Personally, I think that the technology is making the game more interesting and less annoying for the average golfer who is benefitting from the advances in club design and ball manufacturing. However, at the top level of the game I think that technology plays only a small part in the bigger picture.
When I started watching golf on the TV, I was in awe of the likes of Severiano Ballesteros, Greg Norman, Nick Faldo, Colin Montgomerie and Tom Watson, to name a few. They had a skill set that today´s modern golfers just don´t seem to possess. They could work a ball, they wanted to move the ball to suit the course that they were playing. They had imagination that got them round the golf course is a few shots as possible.

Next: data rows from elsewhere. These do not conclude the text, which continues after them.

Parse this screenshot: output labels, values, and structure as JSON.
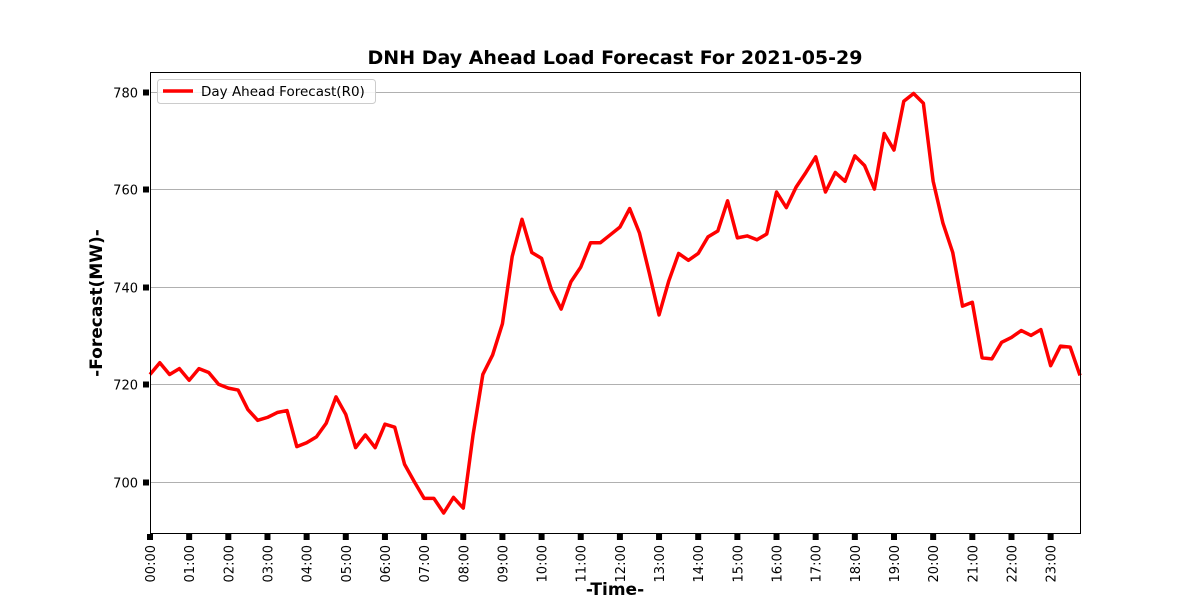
{
  "chart_data": {
    "type": "line",
    "title": "DNH Day Ahead Load Forecast For 2021-05-29",
    "xlabel": "-Time-",
    "ylabel": "-Forecast(MW)-",
    "x_ticks": [
      "00:00",
      "01:00",
      "02:00",
      "03:00",
      "04:00",
      "05:00",
      "06:00",
      "07:00",
      "08:00",
      "09:00",
      "10:00",
      "11:00",
      "12:00",
      "13:00",
      "14:00",
      "15:00",
      "16:00",
      "17:00",
      "18:00",
      "19:00",
      "20:00",
      "21:00",
      "22:00",
      "23:00"
    ],
    "y_ticks": [
      700,
      720,
      740,
      760,
      780
    ],
    "ylim": [
      689.5,
      784
    ],
    "x_interval_minutes": 15,
    "grid": "y",
    "legend_position": "top-left",
    "colors": {
      "series": "#ff0000",
      "grid": "#b0b0b0",
      "axis": "#000000"
    },
    "series": [
      {
        "name": "Day Ahead Forecast(R0)",
        "values": [
          722.0,
          724.4,
          722.0,
          723.2,
          720.8,
          723.2,
          722.4,
          720.0,
          719.2,
          718.8,
          714.8,
          712.6,
          713.2,
          714.2,
          714.6,
          707.2,
          708.0,
          709.2,
          712.0,
          717.4,
          713.8,
          707.0,
          709.6,
          707.0,
          711.8,
          711.2,
          703.6,
          700.0,
          696.6,
          696.6,
          693.6,
          696.8,
          694.6,
          709.6,
          722.0,
          726.0,
          732.4,
          746.2,
          753.8,
          747.0,
          745.8,
          739.4,
          735.4,
          741.0,
          744.0,
          749.0,
          749.0,
          750.6,
          752.2,
          756.0,
          751.0,
          742.8,
          734.2,
          741.2,
          746.8,
          745.4,
          746.8,
          750.2,
          751.4,
          757.6,
          750.0,
          750.4,
          749.6,
          750.8,
          759.4,
          756.2,
          760.4,
          763.4,
          766.6,
          759.4,
          763.4,
          761.6,
          766.8,
          764.8,
          760.0,
          771.4,
          768.0,
          778.0,
          779.6,
          777.6,
          761.6,
          753.0,
          747.0,
          736.0,
          736.8,
          725.4,
          725.2,
          728.6,
          729.6,
          731.0,
          730.0,
          731.2,
          723.8,
          727.8,
          727.6,
          721.8
        ]
      }
    ]
  }
}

Compare that to the greats of today, Rory Mcilroy, Justin Rose, Dustin Johnson and Brooks Koepka, all enormously powerful golfers that bully golf courses into submission as they record 4 round totals of 20 under par or more. Don´t get me wrong these guys are highly skilled, but they are power hitters rather than magicians of the beautiful game.
If we take a look at statistics, from the 90s and then the last decade, the numbers are not that different, driving distance has increased as an average, but there has always been golfers renowned for their big hitting, just as there has for their wizardry around the greens. So what is the difference.
For me it is quite obvious, the courses are getting longer, yet the scores are not changing, why?
Because in reality, courses are longer, but they are far less punishing. Fairways are wider, rough is shorter and bunkers are now considered a good miss. What the governing bodies should be looking at is course set up. With a prime example being “Le Golf Nacional” which hosted the 2018 Ryder Cup. If the worlds big hitting, powerful golfers missed the narrow fairways they were left with little choice but to hack the ball back onto the fairways.
Golf previously was a game that rewarded shot making and the ability to keep the ball in the fairway, rather than the 350-yard drive. If we do not go back to this method of course set up then regardless of the limitations we put on club manufacturers, courses will become obsolete and the game will continue to be about power rather than skill.
Average golfers may benefit more than the professionals, but even if they do the courses should not have to be lengthened, they should be maintained so that bad shots are punished and good shots rewarded.
Amateur golfers, along with professionals will have to change their mental approach to the game and practice on keeping the ball in play, which to my mind is the essence of this beautiful game.